Sadly, most of us are far less calculating and clever in seeking to avoid temptation and sin. We often engage in the wishful thinking that no trouble will befall us. Our strategy seems to depend more on dumb luck than anything else. Would that we were as ingenious in holiness as Satan is in trying to trap us! Jesus sadly and ironically observed, For the people of this world are more shrewd in dealing with their own kind than are the people of the light (Luke 16:8).
Let us ponder for a moment the notion of the bait and the hook, to use imagery from the fishing world.
Let’s consider first the bait: It is of course the purpose of bait to be alluring, to be attractive. If a fisherman were to lower an empty hook, or a hook with a rock attached to it, no fish would come near. So he chooses a bait that appeals to the fish: an insect or some other morsel that seems to promise a meal.
Thus in choosing the bait to attach to his hook, Satan will strive to render it appealing, even beautiful. He often casts a spell to hide the ugliness of sin and to distract us from the presence of the hook.
In our time especially, Satan cloaks sins in exalted language, speaking of them as ways of giving us “freedom,” or of “fulfilling ourselves.” Abortion is not the killing of a baby; it is “reproductive choice,” or “reproductive freedom.” Many exalt sinful acts by disguising them in the language of tolerance and acceptance. Still others exude a false compassion in declaring it licit to actively kill the suffering or to terminate the lives of children in the womb who have been given a poor prenatal diagnosis.
In ways like these, evil masquerades as good. Sins once thought of as clearly awful and ugly are now presented as good and even beautiful.
Of course other more traditional bait is still used by Satan as well: sex, money, glory, power, and so forth. Not all of these things are bad in themselves, but they are presented in excess or in the wrong context. And how tasty, attractive, beautiful, and desirable they can seem!
And thus the bait is attractive, beautiful, and tasty. Scripture describes Eve’s assessment of the forbidden tree as follows: the woman saw that the fruit of the tree was good for food and pleasing to the eye, and also desirable for gaining wisdom, she took some and ate it (Genesis 3:6).
But then comes the hook—there’s always the hook with Satan. Never forget this: the hook is always there with Satan. No matter how beautiful, reasonable, or desirable the bait may seem, there’s always the hook.

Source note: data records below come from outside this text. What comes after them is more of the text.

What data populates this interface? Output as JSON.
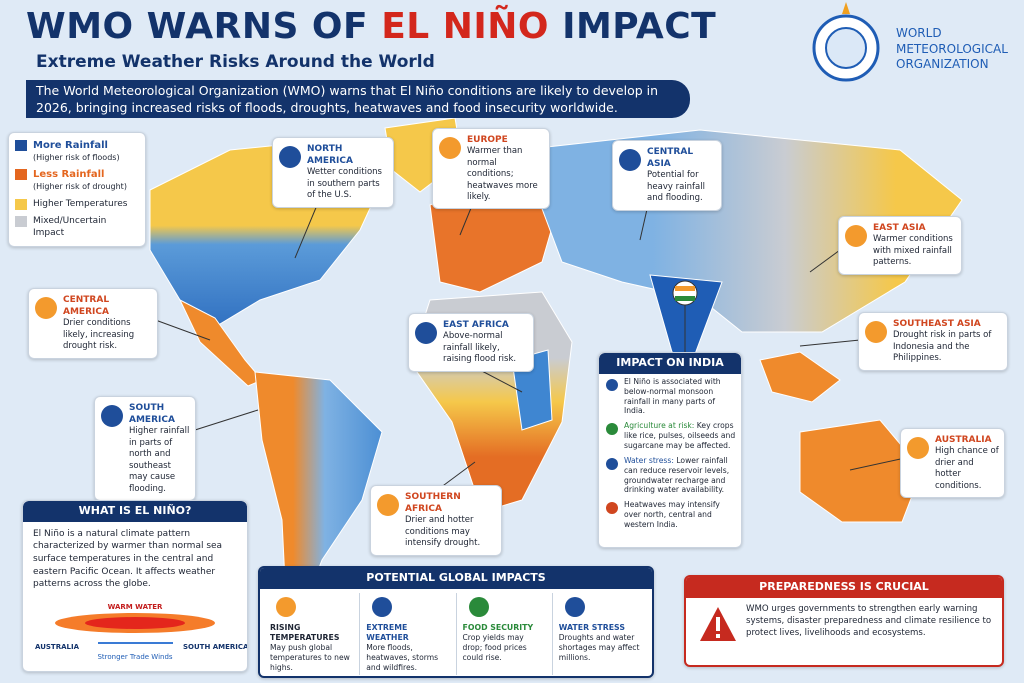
{
  "header": {
    "title_start": "WMO WARNS OF",
    "title_highlight": "EL NIÑO",
    "title_end": "IMPACT",
    "subtitle": "Extreme Weather Risks Around the World",
    "org_lines": [
      "WORLD",
      "METEOROLOGICAL",
      "ORGANIZATION"
    ]
  },
  "intro": "The World Meteorological Organization (WMO) warns that El Niño conditions are likely to develop in 2026, bringing increased risks of floods, droughts, heatwaves and food insecurity worldwide.",
  "legend": [
    {
      "label": "More Rainfall",
      "note": "(Higher risk of floods)"
    },
    {
      "label": "Less Rainfall",
      "note": "(Higher risk of drought)"
    },
    {
      "label": "Higher Temperatures"
    },
    {
      "label": "Mixed/Uncertain Impact"
    }
  ],
  "regions": [
    {
      "title": "NORTH AMERICA",
      "text": "Wetter conditions in southern parts of the U.S."
    },
    {
      "title": "EUROPE",
      "text": "Warmer than normal conditions; heatwaves more likely."
    },
    {
      "title": "CENTRAL ASIA",
      "text": "Potential for heavy rainfall and flooding."
    },
    {
      "title": "EAST ASIA",
      "text": "Warmer conditions with mixed rainfall patterns."
    },
    {
      "title": "CENTRAL AMERICA",
      "text": "Drier conditions likely, increasing drought risk."
    },
    {
      "title": "EAST AFRICA",
      "text": "Above-normal rainfall likely, raising flood risk."
    },
    {
      "title": "SOUTHEAST ASIA",
      "text": "Drought risk in parts of Indonesia and the Philippines."
    },
    {
      "title": "SOUTH AMERICA",
      "text": "Higher rainfall in parts of north and southeast may cause flooding."
    },
    {
      "title": "AUSTRALIA",
      "text": "High chance of drier and hotter conditions."
    },
    {
      "title": "SOUTHERN AFRICA",
      "text": "Drier and hotter conditions may intensify drought."
    }
  ],
  "india": {
    "title": "IMPACT ON INDIA",
    "items": [
      {
        "text": "El Niño is associated with below-normal monsoon rainfall in many parts of India."
      },
      {
        "lead": "Agriculture at risk:",
        "text": "Key crops like rice, pulses, oilseeds and sugarcane may be affected."
      },
      {
        "lead": "Water stress:",
        "text": "Lower rainfall can reduce reservoir levels, groundwater recharge and drinking water availability."
      },
      {
        "text": "Heatwaves may intensify over north, central and western India."
      }
    ]
  },
  "what_is": {
    "title": "WHAT IS EL NIÑO?",
    "text": "El Niño is a natural climate pattern characterized by warmer than normal sea surface temperatures in the central and eastern Pacific Ocean. It affects weather patterns across the globe.",
    "warm_water": "WARM WATER",
    "left": "AUSTRALIA",
    "right": "SOUTH AMERICA",
    "winds": "Stronger Trade Winds"
  },
  "impacts": {
    "title": "POTENTIAL GLOBAL IMPACTS",
    "items": [
      {
        "title": "RISING TEMPERATURES",
        "text": "May push global temperatures to new highs."
      },
      {
        "title": "EXTREME WEATHER",
        "text": "More floods, heatwaves, storms and wildfires."
      },
      {
        "title": "FOOD SECURITY",
        "text": "Crop yields may drop; food prices could rise."
      },
      {
        "title": "WATER STRESS",
        "text": "Droughts and water shortages may affect millions."
      }
    ]
  },
  "preparedness": {
    "title": "PREPAREDNESS IS CRUCIAL",
    "text": "WMO urges governments to strengthen early warning systems, disaster preparedness and climate resilience to protect lives, livelihoods and ecosystems."
  }
}
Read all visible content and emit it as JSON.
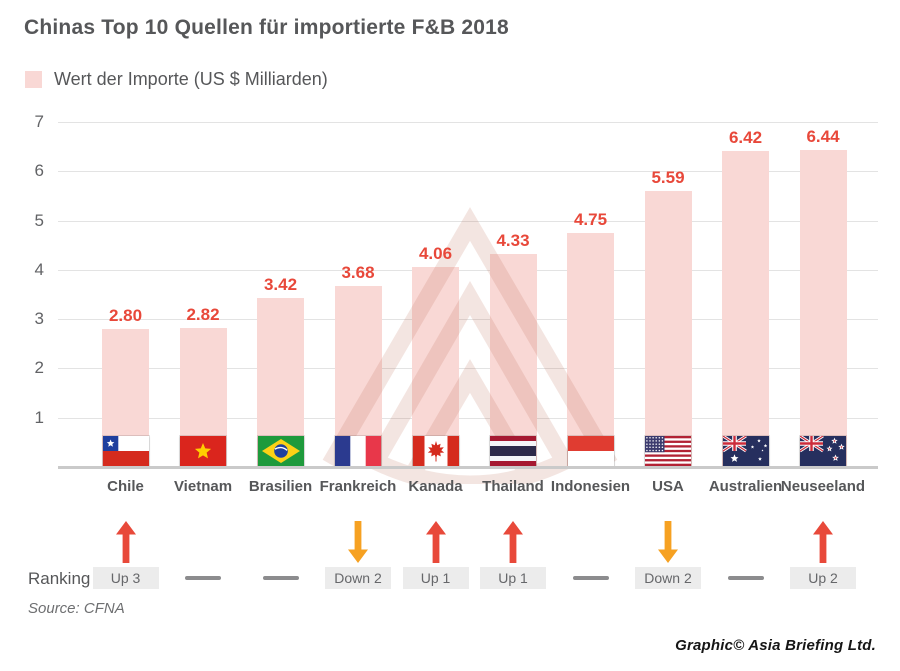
{
  "header": {
    "title": "Chinas Top 10 Quellen für importierte F&B 2018"
  },
  "legend": {
    "label": "Wert der Importe (US $ Milliarden)",
    "swatch_color": "#f9d8d5"
  },
  "ranking": {
    "label": "Ranking"
  },
  "footer": {
    "source": "Source: CFNA",
    "credit": "Graphic© Asia Briefing Ltd."
  },
  "chart_data": {
    "type": "bar",
    "title": "Chinas Top 10 Quellen für importierte F&B 2018",
    "legend_label": "Wert der Importe (US $ Milliarden)",
    "xlabel": "",
    "ylabel": "Wert der Importe (US $ Milliarden)",
    "ylim": [
      0,
      7
    ],
    "yticks": [
      1,
      2,
      3,
      4,
      5,
      6,
      7
    ],
    "grid": true,
    "legend_position": "top-left",
    "categories": [
      "Chile",
      "Vietnam",
      "Brasilien",
      "Frankreich",
      "Kanada",
      "Thailand",
      "Indonesien",
      "USA",
      "Australien",
      "Neuseeland"
    ],
    "values": [
      2.8,
      2.82,
      3.42,
      3.68,
      4.06,
      4.33,
      4.75,
      5.59,
      6.42,
      6.44
    ],
    "value_labels": [
      "2.80",
      "2.82",
      "3.42",
      "3.68",
      "4.06",
      "4.33",
      "4.75",
      "5.59",
      "6.42",
      "6.44"
    ],
    "flags": [
      "chile",
      "vietnam",
      "brazil",
      "france",
      "canada",
      "thailand",
      "indonesia",
      "usa",
      "australia",
      "newzealand"
    ],
    "rankings": [
      {
        "change": "up",
        "label": "Up 3"
      },
      {
        "change": "none",
        "label": ""
      },
      {
        "change": "none",
        "label": ""
      },
      {
        "change": "down",
        "label": "Down 2"
      },
      {
        "change": "up",
        "label": "Up 1"
      },
      {
        "change": "up",
        "label": "Up 1"
      },
      {
        "change": "none",
        "label": ""
      },
      {
        "change": "down",
        "label": "Down 2"
      },
      {
        "change": "none",
        "label": ""
      },
      {
        "change": "up",
        "label": "Up 2"
      }
    ],
    "colors": {
      "bar": "#f9d8d5",
      "value_label": "#e8483a",
      "up_arrow": "#e8493a",
      "down_arrow": "#f6a122",
      "dash": "#8c8c8e",
      "badge_bg": "#ececec",
      "badge_text": "#66676a",
      "gridline": "#e3e3e3",
      "axis": "#cacaca",
      "text": "#565759"
    }
  }
}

With the bait of illicit sexual union dangled before us comes the hook. Perhaps it is addiction to pornography, sexually transmitted diseases, AIDS, teenage pregnancy, single motherhood, absent fathers, abortion, ruined marriages, broken families, improperly formed families, and terrible injustice to children.
With the bait of gluttony comes the hook. It can be obesity, heart disease, high cholesterol, hypertension, arthritis, addiction to alcohol or drugs, and even death.
With the bait of more and more possessions comes the hook. Perhaps it is credit card bills we cannot pay, or slavery to a lifestyle we think we cannot live without but which drives us to need two incomes and work long hours. And thus we never really know our children or even enjoy the things we think we need. Perhaps it is the supreme frustration to realize that no matter how much we have, it will never be enough. Our eyes are never really satisfied with seeing, or our ears with hearing, or our will with amassing. We seem to be insatiable; we want more and more as the hook of greed drives deeper within us, snaring our hearts so that Satan can reel us in.
But there is always the hook. Never forget that no matter how pleasing the bait may seem, there is always the hook.
We moderns are perhaps more foolish than those who came before us, for we live in a culture that is rather successful in at least temporarily hiding the consequences of many things. Our medicine and advanced technology may temporarily stave off the effects of too much food and drink or the diseases that come with sexual irresponsibility. So-called government safety nets, many of them well-intentioned and to some degree necessary, have also expanded over time to create the illusion that there are no consequences. Too easily and too repeatedly, many are bailed out from their foolish decisions. This makes is easier to maintain the illusion that the hook isn’t really there.
But the hook is there. The hook always follows the bait.
So just a simple reminder: don’t forget the hook. With the bait comes the hook. The bait is about the hook. First the bait, then the hook—always the hook.